Butoh-A-Go-Go at ROMP!
Avant-garde dancers perform In the Red
by Reanna Alder
Despite a less-than-half-capacity crowd at Metro Studio for their one-night-only performance of In The Red, Vancouver's Butoh-A-Go-Go received one of the loudest and longest rounds of applause in the three-day ROMP! Festival of Independent Dance.
The two dancers, Thomas Anfield and Kevin Bergsma, maintained a fierce, glacial intensity throughout the 55-minute performance. Wearing tattered red robes and sumo-style loincloths over a full coat of white body makeup, the performers' movements suggested a series of primal states, often dictated by changes in the soundscape. To the sound of water, they began shivering violently. Physically isolated from each other across the stage, eventually, almost accidentally, they moved as if they sought warmth and the relief of shared suffering. The sound then shifted to children playing. Back to back, they groped for each other's hands overhead with shy determination.

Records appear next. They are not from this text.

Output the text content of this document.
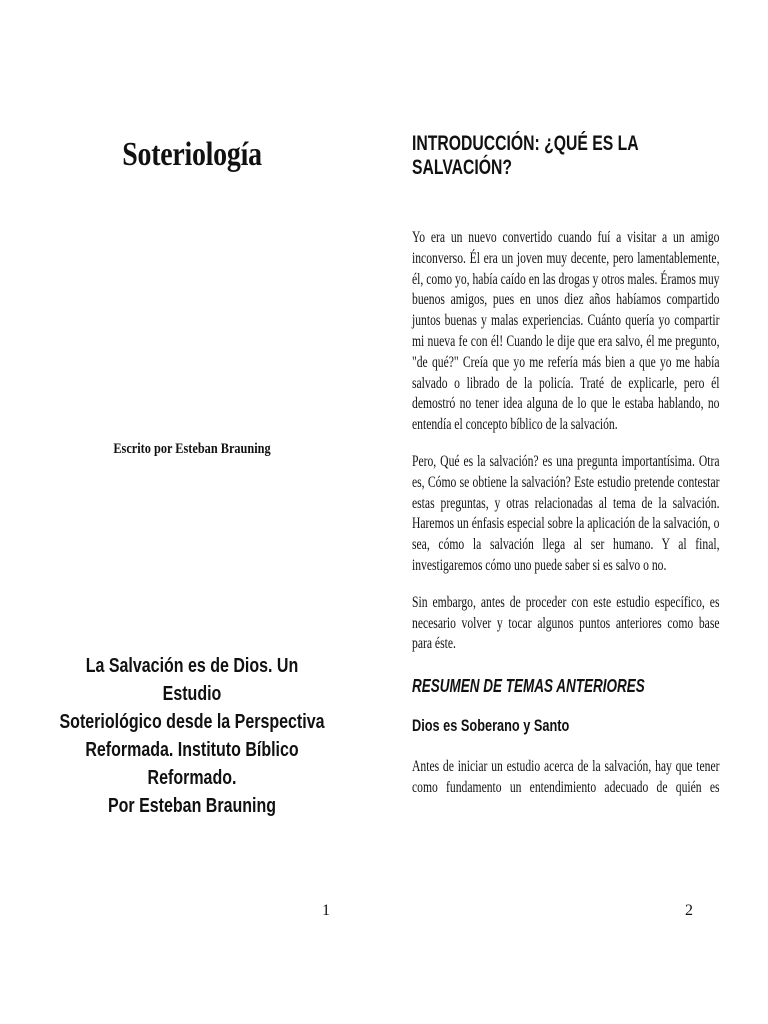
Soteriología

Escrito por Esteban Brauning

La Salvación es de Dios. Un Estudio
Soteriológico desde la Perspectiva
Reformada. Instituto Bíblico Reformado.
Por Esteban Brauning

1

INTRODUCCIÓN: ¿QUÉ ES LA SALVACIÓN?

Yo era un nuevo convertido cuando fuí a visitar a un amigo inconverso. Él era un joven muy decente, pero lamentablemente, él, como yo, había caído en las drogas y otros males. Éramos muy buenos amigos, pues en unos diez años habíamos compartido juntos buenas y malas experiencias. Cuánto quería yo compartir mi nueva fe con él! Cuando le dije que era salvo, él me pregunto, "de qué?" Creía que yo me refería más bien a que yo me había salvado o librado de la policía. Traté de explicarle, pero él demostró no tener idea alguna de lo que le estaba hablando, no entendía el concepto bíblico de la salvación.

Pero, Qué es la salvación? es una pregunta importantísima. Otra es, Cómo se obtiene la salvación? Este estudio pretende contestar estas preguntas, y otras relacionadas al tema de la salvación. Haremos un énfasis especial sobre la aplicación de la salvación, o sea, cómo la salvación llega al ser humano. Y al final, investigaremos cómo uno puede saber si es salvo o no.

Sin embargo, antes de proceder con este estudio específico, es necesario volver y tocar algunos puntos anteriores como base para éste.

RESUMEN DE TEMAS ANTERIORES
Dios es Soberano y Santo

Antes de iniciar un estudio acerca de la salvación, hay que tener como fundamento un entendimiento adecuado de quién es

2
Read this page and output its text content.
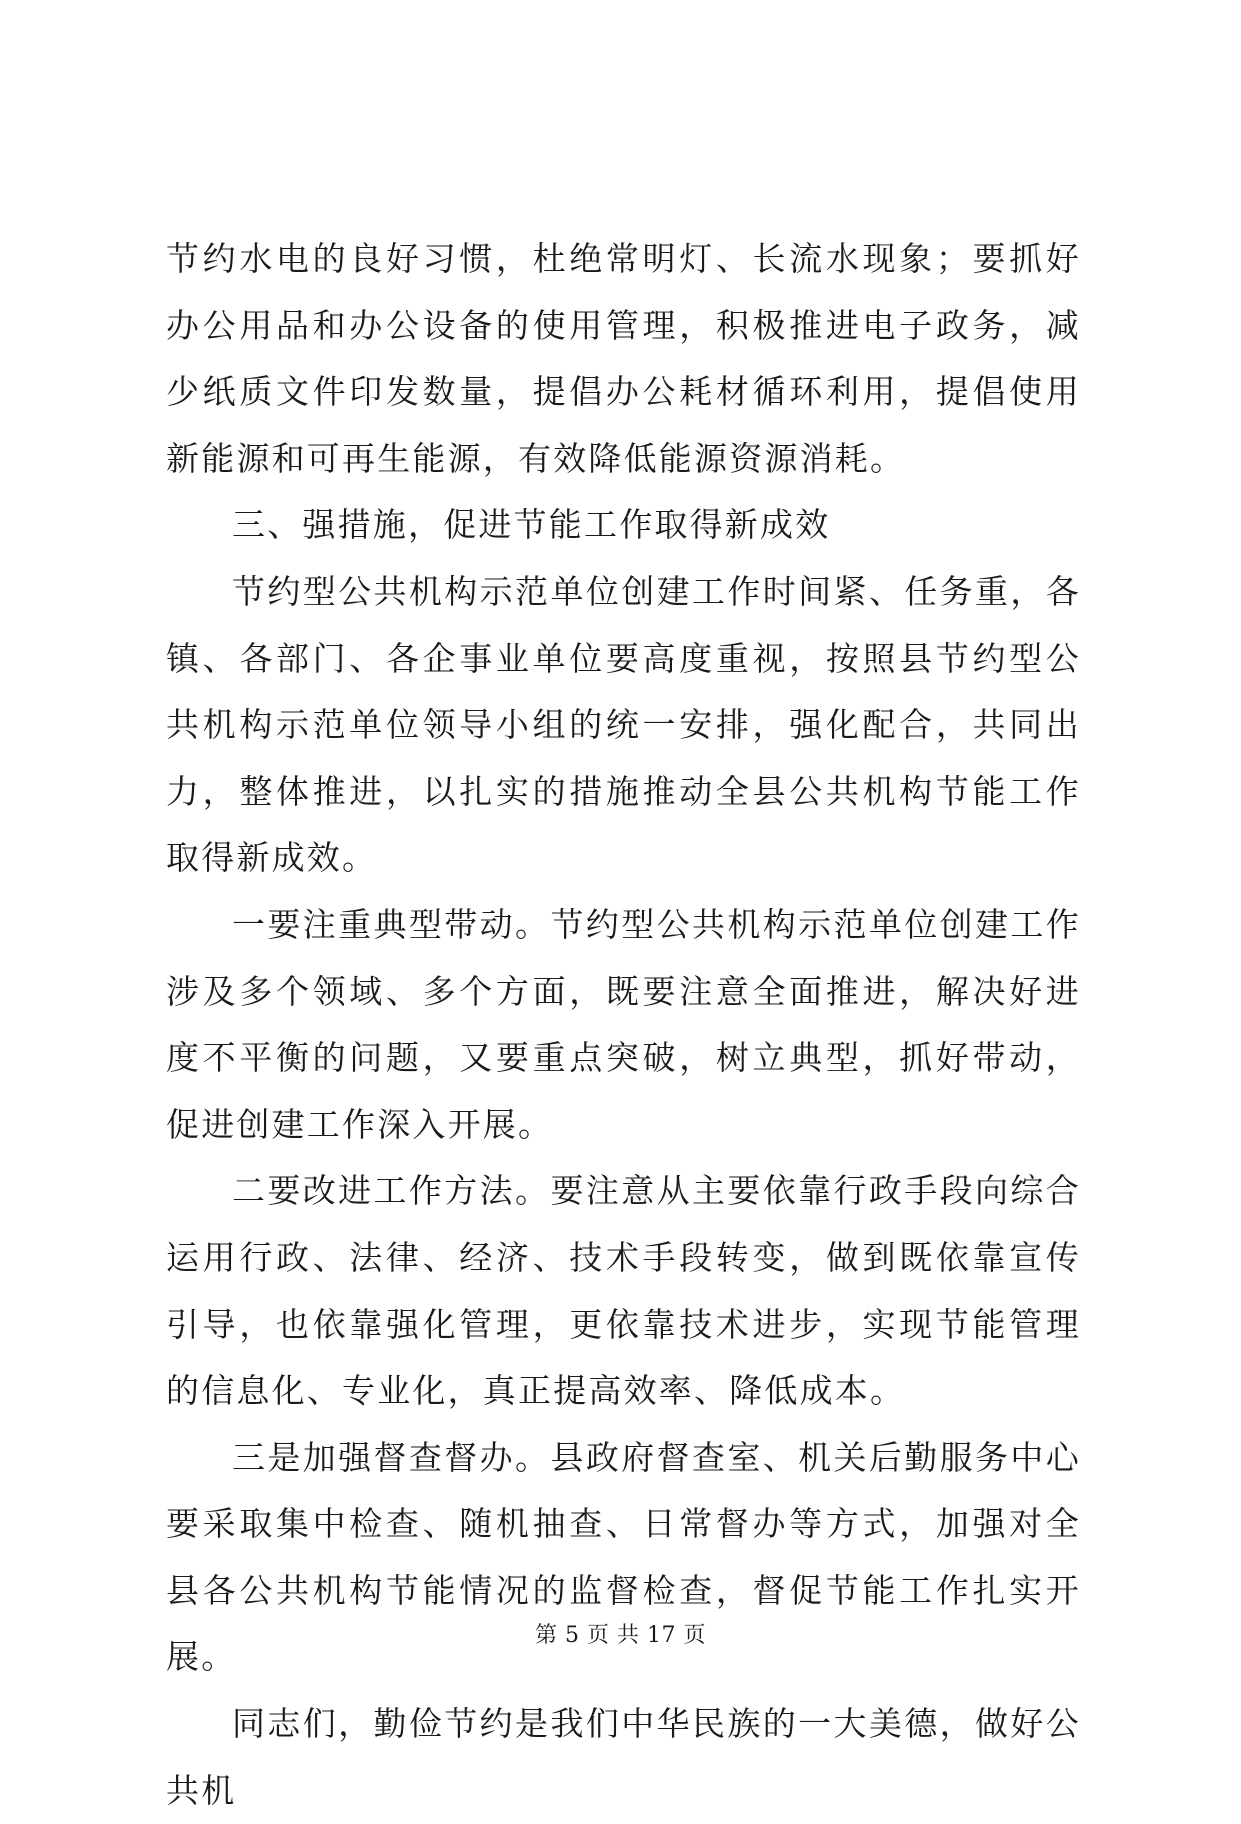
节约水电的良好习惯，杜绝常明灯、长流水现象；要抓好办公用品和办公设备的使用管理，积极推进电子政务，减少纸质文件印发数量，提倡办公耗材循环利用，提倡使用新能源和可再生能源，有效降低能源资源消耗。

三、强措施，促进节能工作取得新成效

节约型公共机构示范单位创建工作时间紧、任务重，各镇、各部门、各企事业单位要高度重视，按照县节约型公共机构示范单位领导小组的统一安排，强化配合，共同出力，整体推进，以扎实的措施推动全县公共机构节能工作取得新成效。

一要注重典型带动。节约型公共机构示范单位创建工作涉及多个领域、多个方面，既要注意全面推进，解决好进度不平衡的问题，又要重点突破，树立典型，抓好带动，促进创建工作深入开展。

二要改进工作方法。要注意从主要依靠行政手段向综合运用行政、法律、经济、技术手段转变，做到既依靠宣传引导，也依靠强化管理，更依靠技术进步，实现节能管理的信息化、专业化，真正提高效率、降低成本。

三是加强督查督办。县政府督查室、机关后勤服务中心要采取集中检查、随机抽查、日常督办等方式，加强对全县各公共机构节能情况的监督检查，督促节能工作扎实开展。

同志们，勤俭节约是我们中华民族的一大美德，做好公共机

第 5 页 共 17 页
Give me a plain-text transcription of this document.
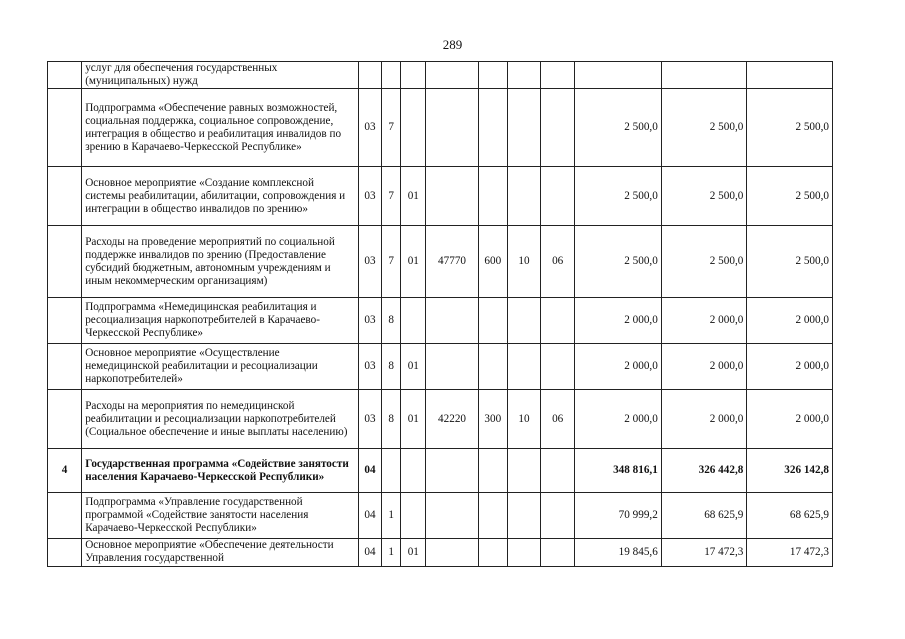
289
	услуг для обеспечения государственных (муниципальных) нужд										
	Подпрограмма «Обеспечение равных возможностей, социальная поддержка, социальное сопровождение, интеграция в общество и реабилитация инвалидов по зрению в Карачаево-Черкесской Республике»	03	7						2 500,0	2 500,0	2 500,0
	Основное мероприятие «Создание комплексной системы реабилитации, абилитации, сопровождения и интеграции в общество инвалидов по зрению»	03	7	01					2 500,0	2 500,0	2 500,0
	Расходы на проведение мероприятий по социальной поддержке инвалидов по зрению (Предоставление субсидий бюджетным, автономным учреждениям и иным некоммерческим организациям)	03	7	01	47770	600	10	06	2 500,0	2 500,0	2 500,0
	Подпрограмма «Немедицинская реабилитация и ресоциализация наркопотребителей в Карачаево-Черкесской Республике»	03	8						2 000,0	2 000,0	2 000,0
	Основное мероприятие «Осуществление немедицинской реабилитации и ресоциализации наркопотребителей»	03	8	01					2 000,0	2 000,0	2 000,0
	Расходы на мероприятия по немедицинской реабилитации и ресоциализации наркопотребителей (Социальное обеспечение и иные выплаты населению)	03	8	01	42220	300	10	06	2 000,0	2 000,0	2 000,0
4	Государственная программа «Содействие занятости населения Карачаево-Черкесской Республики»	04							348 816,1	326 442,8	326 142,8
	Подпрограмма «Управление государственной программой «Содействие занятости населения Карачаево-Черкесской Республики»	04	1						70 999,2	68 625,9	68 625,9
	Основное мероприятие «Обеспечение деятельности Управления государственной	04	1	01					19 845,6	17 472,3	17 472,3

The dancers used their facial expressions as purposefully as their limbs, whether contorted into masks of agony, curiosity, vanity or demonic glee. The movements were supple, almost liquid. The creases of bellies and bums often peeked through tears in the robes.
Butoh is a contemporary Japanese avant-garde art form that emerged after the Second World War. Like Zen Buddhism, it is fascinated with suffering. It may be described as theatrical and meditative, playful and grotesque.
Whether evoking the preening male beauty of a Greek statuary, the prostrated, broken bodies of slaves, the movement of snails, or the frightening cheer of dashboard dolls, Anfield and Bergsma demonstrated the intimacy of performers who have developed absolute trust in their partnership.
At times, however, the dancers' behavioural shifts seemed too directly triggered by the music, as though they had become so engrossed that they missed a cue. And as is so often the case, the audience would have been left eager and wanting more if the show had been 10 minutes shorter.
In one sequence, the dancers made a slow, flailing, prostrated march across the stage. They left a wide trail of white body paint across the black floor, the prints of articulate feet, hands, heads and shoulders where they met the stage. This, and the sweat dripping from the performers' brows, was the only physical trace of Anfield and Bergsma's theatrical journey at the end of the evening.
In The Red was a performance of rare depth and integrity, though not to everyone's taste. It was perhaps a mistake to schedule it as the festival opener. Though other shows played to fuller crowds, after In the Red everything else looked too comfortable, too pretty. Nothing else measured up in terms of sheer commitment to each moment of dance.